Writing is an art.

I arrive at my Blog today questioning what I am going to write. I think I need to write about writing itself. Writing has always been a joy for me. I have always considered using language an art form. It has been a way for me to work through something on my mind. It has also been a way for me to entertain, teach and amuse my readers. It has been a way for me to expose and heal my own depths. 

While I lived in Faribault, Minnesota I had been having lots of fun writing about food; passing on knowledge, recipes and learned methods, and having lots of fun with a myriad of 'food subjects' for a publication named Southern Minnesota Scene. Then my Beloved was in the process of passing into the next World. I found my writing was a way for me to identify the anguish I was feeling; to name it; to look at it and examine it. I needed to see it at my depth so I could move through it. My Editor indulged me.

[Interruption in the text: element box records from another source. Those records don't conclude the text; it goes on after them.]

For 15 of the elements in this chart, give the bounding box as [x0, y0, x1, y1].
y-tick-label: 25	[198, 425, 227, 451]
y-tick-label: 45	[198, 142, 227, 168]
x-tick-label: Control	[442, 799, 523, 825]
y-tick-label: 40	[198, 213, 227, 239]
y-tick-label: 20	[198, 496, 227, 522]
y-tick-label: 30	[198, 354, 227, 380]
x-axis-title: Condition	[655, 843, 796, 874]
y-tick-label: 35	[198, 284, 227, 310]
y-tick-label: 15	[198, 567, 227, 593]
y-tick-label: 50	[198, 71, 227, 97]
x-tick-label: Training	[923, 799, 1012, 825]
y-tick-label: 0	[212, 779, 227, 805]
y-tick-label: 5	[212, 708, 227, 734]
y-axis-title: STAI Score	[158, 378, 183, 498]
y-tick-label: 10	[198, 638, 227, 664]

When I moved to this wonderful and spiritual community of Asheville, North Carolina I wanted and needed to continue with my writing. I engaged with a beautiful magazine called Plough to Pantry (yea food!). I offered to donate my services to this fledgling publication to establish myself as a local writer. Win-win, right?

This experience ended up transforming my writing. But not in a positive way. Before I knew it my writing had lost its color. The Editor I was working with worked under 'very strict' journalistic rules: who, what, where, when, how; right down to the lone comma. And very strict 'word-count' rules. This was all understandable for a brand new entity building its structure. I thought it would be good for my writing. I thought it would help me be a more succinct and forceful writer. It did not.

The Southern Minnesota Scene called and asked if I would take on a project remotely. I was delighted! I plunged into my research to create what I thought would be a much better piece of writing than I had provided for them in the past.

Wrong. I lost my ability to put myself, my personality, my voice into my writing. I was succinct with a capital "S"! I realized this two ways: 1. my former Editor (who is a caring and genuine man) did not use my submission, and 2. another very talented writer read some of my writing (a book I am writing-more on that later) and commented that there was no 'voice' in my story. My former Editor said nothing to me. My former Editor still paid me for my story. My former Editor wrote the story himself. Did I say he is a caring and genuine man? That other very talented writer woke me up!

I think this experience (or Epiphany, if you will!) will actually end up making me a better writer though. Before I would just write. Now I just write and review and rewrite and tweak and reread and make constant use of a thesaurus. I think I'm back! And I think better than ever!